Telling Stories

It is interesting, though not entirely surprising, that the same people who spent years and years deriding, ridiculing and overall dismissing the HIBK school as « feminine » fluff never tried to account for its success other than by more or less subtly impugning the intelligence of its readers. Surely those ladies – for they were all ladies, right? – had not to be that smart to favor Mary Roberts Rinehart and her many heiresses over the incomparably superior [insert your favourite contemporaneous crime writer’s name here]

« People are dumb » is not a sufficient, or even valid, explanation for success, no matter how dumbfounding it may be to outsiders. HIBK is no exception. Its many, many readers had to have reasons to come back to the genre again and again and the sole way to understand them is to read the books the way they did – that is, without prejudice. I’m currently reading Mary Collins’ 1944 novel The Sister of Cain and I think I’m getting to the beginning of an answer.

Collins’ book concerns itself, in typical gothic fashion, with a hapless war bride coming to live with her in-laws – all female – in a dark house in a perenially foggy San Francisco. A murder is soon committed and the culprit tries to frame the war bride who has to fight back – not very effectively so far as she’s just been hit on the head as of the writing of this post.

On the surface it sounds like a very formulaic and somewhat silly plot and that’s where most HIBK critics would stop, and they’d be badly wrong, for HIBK mysteries like their not that distant Golden Age and even hardboiled cousins must not be judged on their premises but on their execution.

HIBK as I have said here several times is to psychological suspense as Homo Erectus is to Homo Sapiens, the missing link between the Victorian sensation novel and the « modern » form that would come to prominence in the post-war years. It cannot thus be expected to be as sophisticated as its successor but it already displays most of its traits and strengths plus some of its own.

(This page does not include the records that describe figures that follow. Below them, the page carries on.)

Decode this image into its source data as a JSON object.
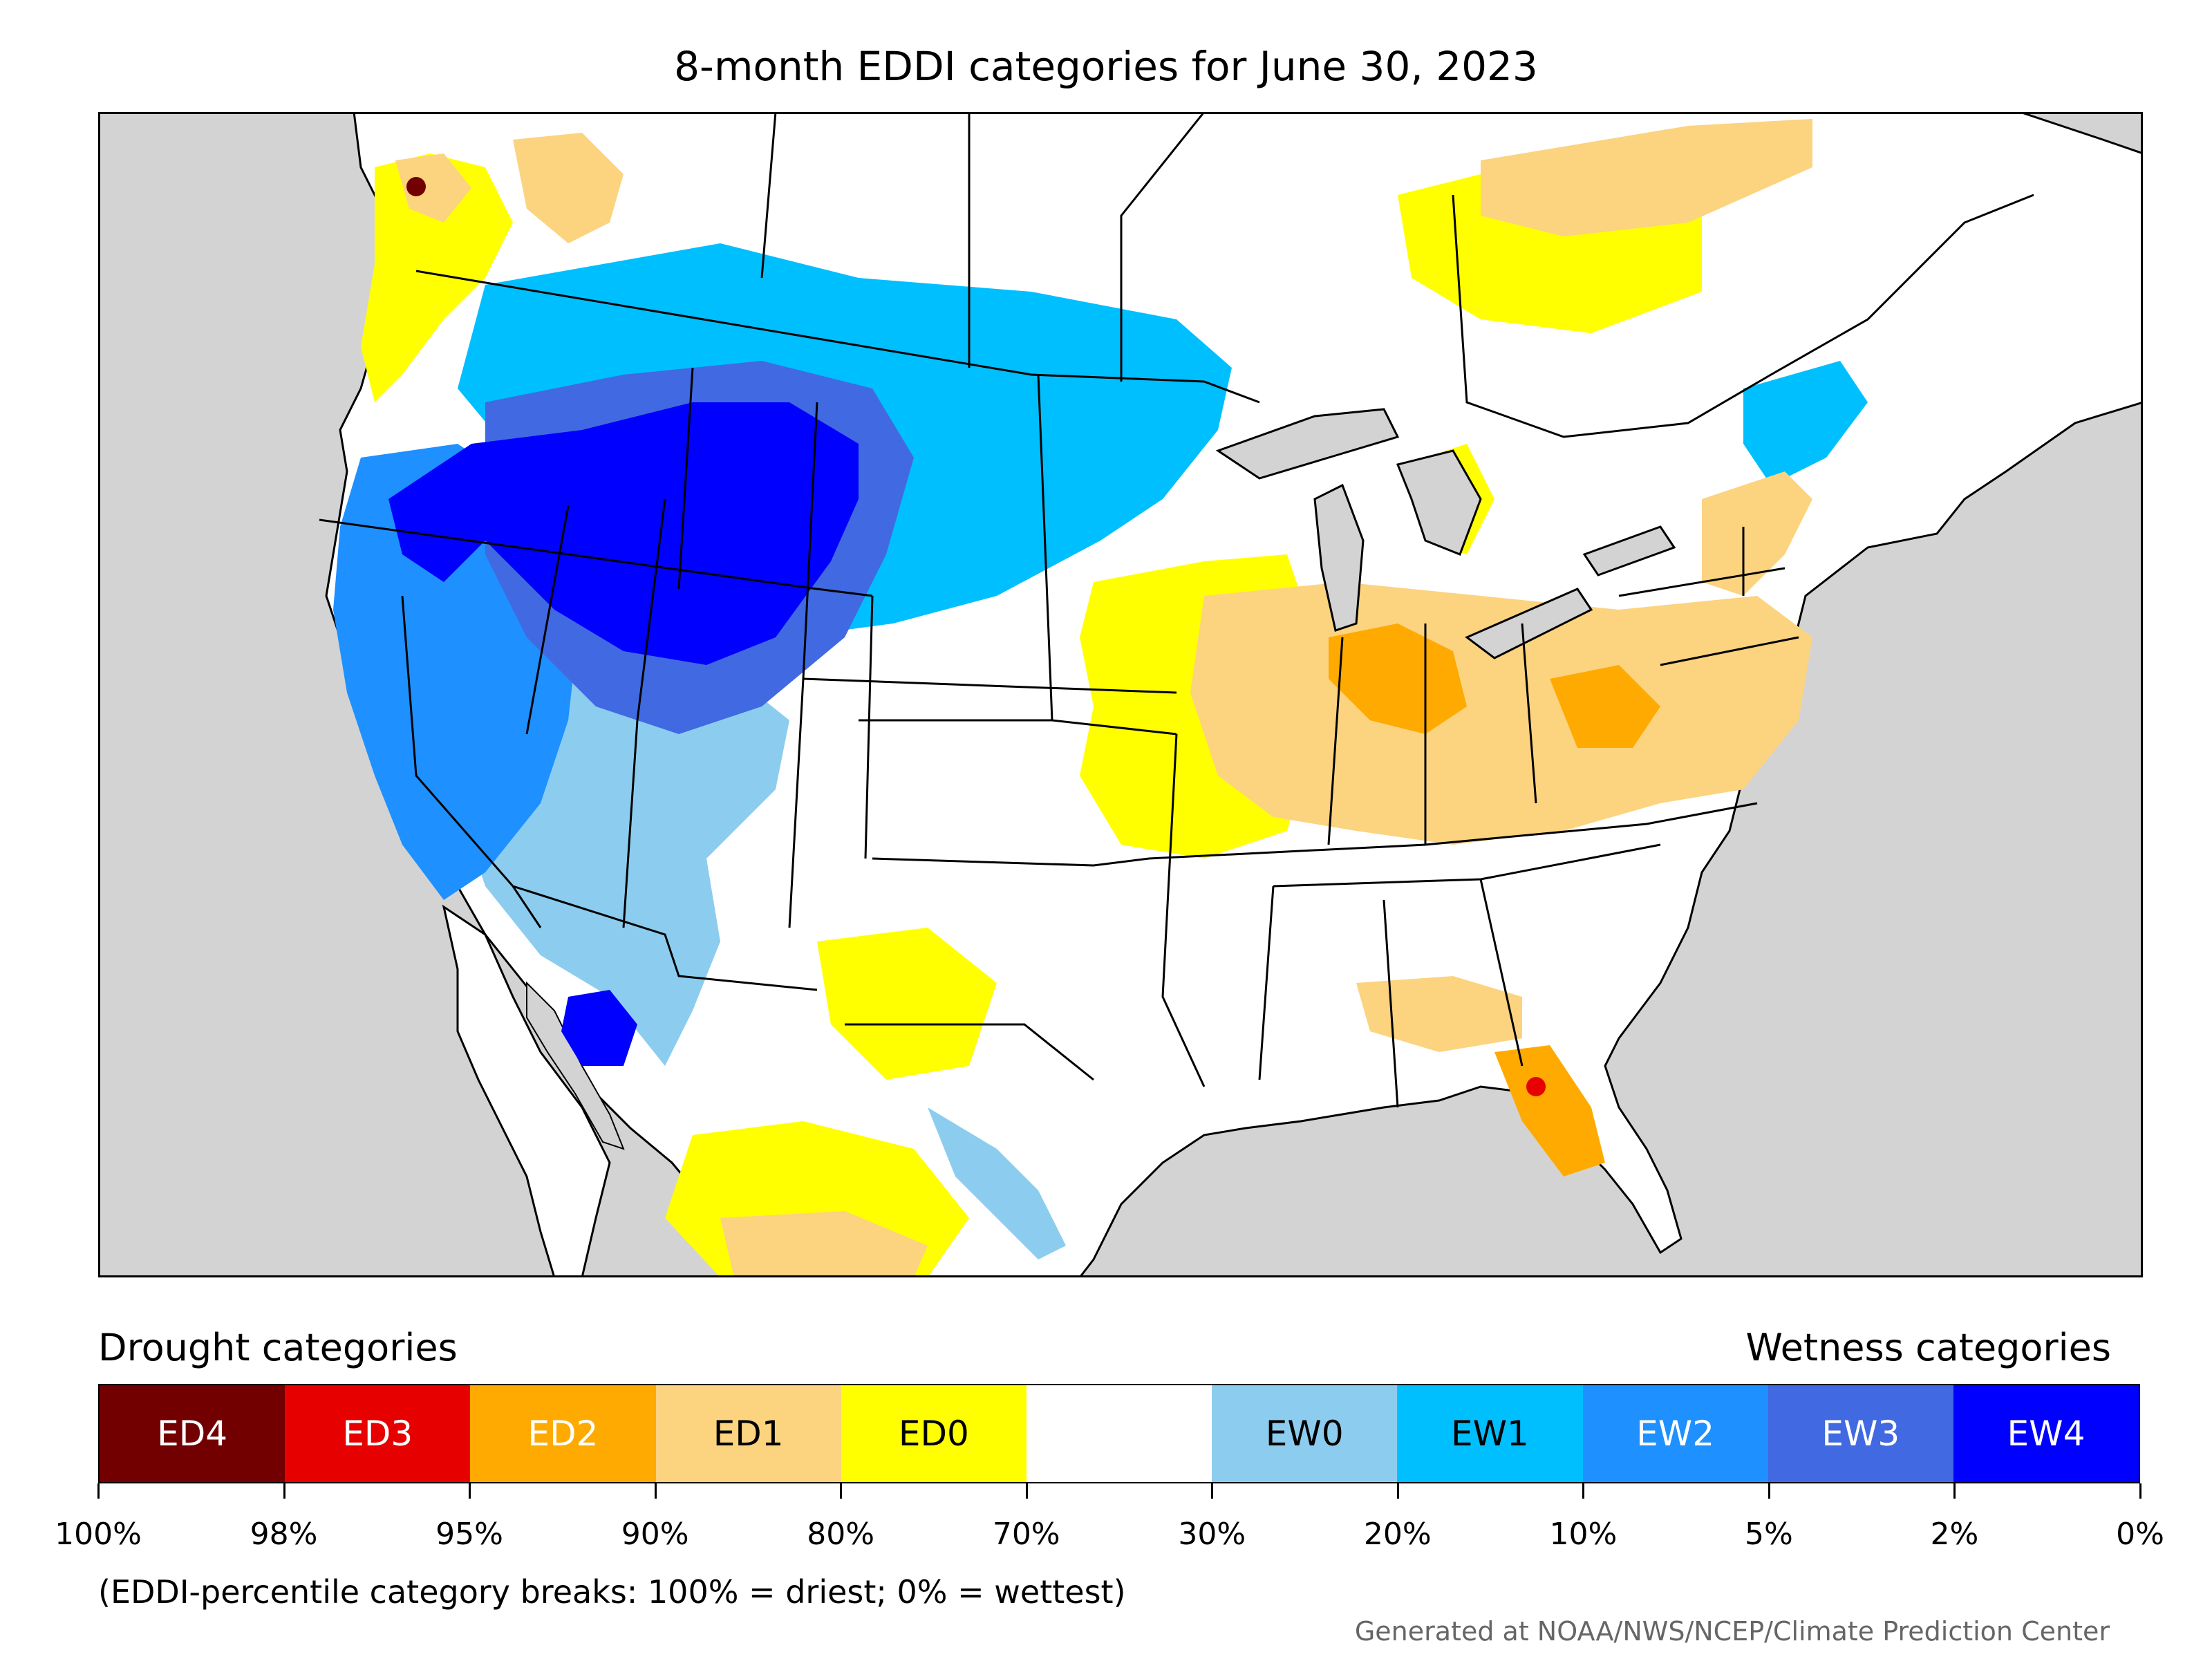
{
  "title": "8-month EDDI categories for June 30, 2023",
  "legend": {
    "drought_heading": "Drought categories",
    "wetness_heading": "Wetness categories",
    "categories": [
      {
        "label": "ED4",
        "color": "#730000",
        "text_color": "#ffffff"
      },
      {
        "label": "ED3",
        "color": "#e60000",
        "text_color": "#ffffff"
      },
      {
        "label": "ED2",
        "color": "#ffaa00",
        "text_color": "#ffffff"
      },
      {
        "label": "ED1",
        "color": "#fcd37f",
        "text_color": "#000000"
      },
      {
        "label": "ED0",
        "color": "#ffff00",
        "text_color": "#000000"
      },
      {
        "label": "",
        "color": "#ffffff",
        "text_color": "#000000"
      },
      {
        "label": "EW0",
        "color": "#8ccdef",
        "text_color": "#000000"
      },
      {
        "label": "EW1",
        "color": "#00bfff",
        "text_color": "#000000"
      },
      {
        "label": "EW2",
        "color": "#1e90ff",
        "text_color": "#ffffff"
      },
      {
        "label": "EW3",
        "color": "#4169e1",
        "text_color": "#ffffff"
      },
      {
        "label": "EW4",
        "color": "#0000ff",
        "text_color": "#ffffff"
      }
    ],
    "tick_labels": [
      "100%",
      "98%",
      "95%",
      "90%",
      "80%",
      "70%",
      "30%",
      "20%",
      "10%",
      "5%",
      "2%",
      "0%"
    ]
  },
  "note": "(EDDI-percentile category breaks: 100% = driest; 0% = wettest)",
  "credit": "Generated at NOAA/NWS/NCEP/Climate Prediction Center",
  "map_colors": {
    "ocean": "#d3d3d3",
    "land": "#ffffff",
    "border": "#000000"
  },
  "map_regions": [
    {
      "name": "pacific-northwest-dry",
      "category": "ED0"
    },
    {
      "name": "northwest-bc-dry",
      "category": "ED1"
    },
    {
      "name": "bc-hotspot",
      "category": "ED4"
    },
    {
      "name": "great-basin-wet",
      "category": "EW4"
    },
    {
      "name": "rockies-wet",
      "category": "EW3"
    },
    {
      "name": "california-wet",
      "category": "EW2"
    },
    {
      "name": "northern-plains-wet",
      "category": "EW1"
    },
    {
      "name": "southwest-wet",
      "category": "EW0"
    },
    {
      "name": "midwest-dry",
      "category": "ED1"
    },
    {
      "name": "midwest-core-dry",
      "category": "ED2"
    },
    {
      "name": "plains-fringe-dry",
      "category": "ED0"
    },
    {
      "name": "northeast-dry",
      "category": "ED1"
    },
    {
      "name": "quebec-dry",
      "category": "ED1"
    },
    {
      "name": "ontario-dry",
      "category": "ED0"
    },
    {
      "name": "texas-dry",
      "category": "ED0"
    },
    {
      "name": "mexico-dry",
      "category": "ED0"
    },
    {
      "name": "gulf-coast-dry",
      "category": "ED1"
    },
    {
      "name": "florida-dry",
      "category": "ED2"
    },
    {
      "name": "florida-hotspot",
      "category": "ED3"
    },
    {
      "name": "maritimes-wet",
      "category": "EW1"
    }
  ]
}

What differentiates most HIBK from psychological suspense is its directness. I can see some of my readers frowning here as the average HIBK plot is not exactly straightforward, being often extremely convoluted and above all diluted (remember the genre rose up from the sensation novel’s ashes…) That is not the kind of directness I have in mind. HIBK mysteries are frequently overlong, plodding even, but they are told in an extremely matter-of-fact, no-nonsense fashion that is the genre’s real signature.

The typical HIBK heroine – or hero as there were also a few « male » variants – doesn’t waste their time penning beautiful prose. They have a story to tell, and that’s what they do in the most direct manner possible – and in so doing they frequently break the fourth wall, for the objective is to abolish the separation between the reader and the protagonist. Mary Roberts Rinehart’s prose for instance has an eerily « oral » quality that makes one feel like one is listening to the narrator rather than reading a book, and gives the story an immediacy and urgency absent from more elegantly phrased stories. The language doesn’t stand in the way of the story; the language is the story.

Let’s go back to Mary Collins’ book. The heroine’s bludgeoning comes as the climax of a brief yet tense chapter that sees her fleeing the dark house to do some sleuthing of her own, a chapter that would have made Hitchcock proud. Collins achieves nail-biting tension by making the reader literally follow Hilda (the heroine’s name) as she slowly makes her way out of the sleeping house then wanders in the dark street of a stranger city under a blackout. Nothing much happens but Hilda’s terse yet effective narration keeps the reader on the edge. I was reminded of Cornell Woolrich upon reading it – and there is a lot to be written about the way Woolrich and HIBK writers influenced each others.

In the end HIBK is about narration rather than content, and this is the way it kept its vast readership captive for so long. Everyone loves to be told a story, especially when the storyteller is a good one. It’s time for the genre to be welcomed back into crime fiction’s big tent, not only because of its historical importance but because at its best it was really, really good.